Genotyping of haplotype‐tagging polymorphisms in IRF5 was performed in 93 subjects of European ancestry who were recruited to the Research Registry for Neonatal Lupus. All subjects had high‐titer anti‐Ro autoantibodies and had a child with neonatal lupus (NL); allele frequencies were compared to those in nonautoimmune controls. The mothers had SLE, Sjögren's syndrome (SS), or undifferentiated autoimmune syndrome (UAS), or were asymptomatic.

The SLE risk haplotype of IRF5 was enriched in all anti‐Ro–positive subjects except in those with SS (odds ratio [OR] 2.55, P = 8.8 × 10⁻⁴). The SLE risk haplotype was even enriched in asymptomatic individuals with anti‐Ro antibodies (OR 2.69, P = 0.019). The same haplotype was more prevalent in subjects who were initially asymptomatic but developed symptomatic SLE during followup (OR 5.83, P = 0.0024). Interestingly, SS was associated with 2 minor IRF5 haplotypes, and these same haplotypes were decreased in frequency in mothers with SLE and those with UAS.

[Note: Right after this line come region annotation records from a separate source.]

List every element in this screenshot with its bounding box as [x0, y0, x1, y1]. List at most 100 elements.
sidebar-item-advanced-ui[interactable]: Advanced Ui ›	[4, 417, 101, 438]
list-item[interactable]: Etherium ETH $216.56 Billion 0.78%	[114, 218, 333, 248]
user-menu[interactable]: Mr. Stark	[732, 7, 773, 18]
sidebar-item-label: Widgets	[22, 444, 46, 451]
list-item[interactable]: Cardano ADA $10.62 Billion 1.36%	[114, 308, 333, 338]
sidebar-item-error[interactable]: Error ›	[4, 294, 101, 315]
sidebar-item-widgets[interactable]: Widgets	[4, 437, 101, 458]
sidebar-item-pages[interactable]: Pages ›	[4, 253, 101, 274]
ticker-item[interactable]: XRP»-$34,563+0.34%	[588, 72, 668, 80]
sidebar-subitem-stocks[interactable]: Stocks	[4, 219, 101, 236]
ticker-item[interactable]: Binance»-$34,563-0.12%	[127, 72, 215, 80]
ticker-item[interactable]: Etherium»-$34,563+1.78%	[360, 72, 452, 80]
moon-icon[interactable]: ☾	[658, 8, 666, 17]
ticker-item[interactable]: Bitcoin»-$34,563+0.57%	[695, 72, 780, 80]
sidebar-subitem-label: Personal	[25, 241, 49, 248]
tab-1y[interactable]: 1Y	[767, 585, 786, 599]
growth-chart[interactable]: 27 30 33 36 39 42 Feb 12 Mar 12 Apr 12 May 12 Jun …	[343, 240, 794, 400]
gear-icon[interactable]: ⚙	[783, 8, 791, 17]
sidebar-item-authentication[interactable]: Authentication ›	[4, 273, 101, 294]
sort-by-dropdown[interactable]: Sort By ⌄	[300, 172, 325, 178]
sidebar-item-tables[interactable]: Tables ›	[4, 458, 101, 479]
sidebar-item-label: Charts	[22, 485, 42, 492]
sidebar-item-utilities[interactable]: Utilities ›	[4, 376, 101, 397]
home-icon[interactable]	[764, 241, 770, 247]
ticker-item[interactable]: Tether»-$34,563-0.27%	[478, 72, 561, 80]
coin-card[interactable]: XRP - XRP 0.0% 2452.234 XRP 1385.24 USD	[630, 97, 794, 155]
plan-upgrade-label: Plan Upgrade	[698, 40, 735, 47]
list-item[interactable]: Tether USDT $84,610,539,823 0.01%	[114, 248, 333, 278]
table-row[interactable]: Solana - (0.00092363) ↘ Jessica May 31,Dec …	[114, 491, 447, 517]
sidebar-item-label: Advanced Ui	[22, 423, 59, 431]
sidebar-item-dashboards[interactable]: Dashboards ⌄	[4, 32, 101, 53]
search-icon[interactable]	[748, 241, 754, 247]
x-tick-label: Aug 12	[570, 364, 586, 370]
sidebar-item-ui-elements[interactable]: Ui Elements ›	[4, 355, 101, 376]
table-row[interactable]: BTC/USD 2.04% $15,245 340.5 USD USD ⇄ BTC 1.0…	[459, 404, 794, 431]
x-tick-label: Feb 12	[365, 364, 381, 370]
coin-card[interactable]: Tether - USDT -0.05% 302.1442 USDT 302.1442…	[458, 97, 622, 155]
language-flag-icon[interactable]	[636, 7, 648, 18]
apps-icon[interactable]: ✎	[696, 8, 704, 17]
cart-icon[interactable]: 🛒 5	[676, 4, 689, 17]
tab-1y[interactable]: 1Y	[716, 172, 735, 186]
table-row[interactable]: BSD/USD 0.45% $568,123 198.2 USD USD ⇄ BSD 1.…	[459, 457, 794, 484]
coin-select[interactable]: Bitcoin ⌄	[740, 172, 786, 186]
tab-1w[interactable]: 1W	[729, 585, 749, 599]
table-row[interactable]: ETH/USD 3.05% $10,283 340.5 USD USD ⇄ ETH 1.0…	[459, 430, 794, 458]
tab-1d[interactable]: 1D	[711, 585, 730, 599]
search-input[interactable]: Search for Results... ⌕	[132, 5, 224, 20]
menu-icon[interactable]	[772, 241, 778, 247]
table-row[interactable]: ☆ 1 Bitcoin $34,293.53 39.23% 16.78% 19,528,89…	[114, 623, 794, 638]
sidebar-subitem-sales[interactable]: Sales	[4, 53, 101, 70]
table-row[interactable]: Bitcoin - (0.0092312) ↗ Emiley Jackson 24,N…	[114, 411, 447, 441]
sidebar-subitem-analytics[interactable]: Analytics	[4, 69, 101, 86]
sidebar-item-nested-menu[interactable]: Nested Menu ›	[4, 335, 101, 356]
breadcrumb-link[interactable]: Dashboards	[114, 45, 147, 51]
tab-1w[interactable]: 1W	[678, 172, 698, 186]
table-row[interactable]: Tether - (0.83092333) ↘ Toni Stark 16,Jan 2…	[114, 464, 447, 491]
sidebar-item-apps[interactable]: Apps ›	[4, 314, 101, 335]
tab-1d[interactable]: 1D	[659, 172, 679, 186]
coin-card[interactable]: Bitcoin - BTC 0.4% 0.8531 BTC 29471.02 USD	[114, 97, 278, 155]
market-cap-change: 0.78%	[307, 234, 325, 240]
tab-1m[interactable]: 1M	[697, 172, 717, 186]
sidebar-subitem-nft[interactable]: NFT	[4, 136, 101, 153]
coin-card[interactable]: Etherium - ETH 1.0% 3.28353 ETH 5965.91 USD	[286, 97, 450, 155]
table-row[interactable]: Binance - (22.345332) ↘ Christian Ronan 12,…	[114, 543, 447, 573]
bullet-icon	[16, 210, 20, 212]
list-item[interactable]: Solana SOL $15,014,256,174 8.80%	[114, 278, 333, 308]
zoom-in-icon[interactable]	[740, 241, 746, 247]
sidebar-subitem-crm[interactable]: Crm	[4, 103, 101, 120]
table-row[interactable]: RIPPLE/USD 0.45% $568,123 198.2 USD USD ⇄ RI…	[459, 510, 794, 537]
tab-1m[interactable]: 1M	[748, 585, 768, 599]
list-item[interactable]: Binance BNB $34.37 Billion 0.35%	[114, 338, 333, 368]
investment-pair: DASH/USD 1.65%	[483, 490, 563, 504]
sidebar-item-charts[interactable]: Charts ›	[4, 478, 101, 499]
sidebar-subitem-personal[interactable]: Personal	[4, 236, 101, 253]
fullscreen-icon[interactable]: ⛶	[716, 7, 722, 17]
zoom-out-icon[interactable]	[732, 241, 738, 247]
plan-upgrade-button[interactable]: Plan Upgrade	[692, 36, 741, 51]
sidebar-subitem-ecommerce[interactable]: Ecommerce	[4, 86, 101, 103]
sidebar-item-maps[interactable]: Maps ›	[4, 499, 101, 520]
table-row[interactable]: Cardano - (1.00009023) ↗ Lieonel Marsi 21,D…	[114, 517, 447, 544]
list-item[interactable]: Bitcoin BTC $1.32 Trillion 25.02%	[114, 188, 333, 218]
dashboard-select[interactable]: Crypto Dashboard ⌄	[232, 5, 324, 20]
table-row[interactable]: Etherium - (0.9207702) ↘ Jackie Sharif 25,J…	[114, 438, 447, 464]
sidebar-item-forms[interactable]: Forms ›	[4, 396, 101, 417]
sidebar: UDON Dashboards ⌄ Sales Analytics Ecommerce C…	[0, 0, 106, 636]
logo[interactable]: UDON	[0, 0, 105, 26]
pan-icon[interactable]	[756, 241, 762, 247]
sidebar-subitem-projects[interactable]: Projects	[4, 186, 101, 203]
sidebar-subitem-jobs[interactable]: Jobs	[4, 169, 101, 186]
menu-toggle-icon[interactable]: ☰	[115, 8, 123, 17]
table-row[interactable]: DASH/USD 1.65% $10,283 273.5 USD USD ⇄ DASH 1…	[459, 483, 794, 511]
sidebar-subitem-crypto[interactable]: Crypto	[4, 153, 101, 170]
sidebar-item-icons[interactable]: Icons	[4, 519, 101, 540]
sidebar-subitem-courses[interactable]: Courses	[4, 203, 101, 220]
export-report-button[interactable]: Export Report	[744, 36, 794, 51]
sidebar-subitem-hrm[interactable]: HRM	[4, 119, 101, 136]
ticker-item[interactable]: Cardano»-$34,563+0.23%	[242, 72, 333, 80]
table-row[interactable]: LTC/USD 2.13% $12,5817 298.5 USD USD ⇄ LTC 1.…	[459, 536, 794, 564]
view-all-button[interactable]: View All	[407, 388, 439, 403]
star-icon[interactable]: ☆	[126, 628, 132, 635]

The IRF5 SLE risk haplotype was associated with anti‐Ro antibody positivity in asymptomatic individuals, as well as with progression to SLE in asymptomatic anti‐Ro–positive individuals. SS in mothers of children with NL was associated with different IRF5 haplotypes. These data suggest that IRF5 polymorphisms play a role in serologic autoimmunity in humans and may promote the progression to clinical autoimmunity.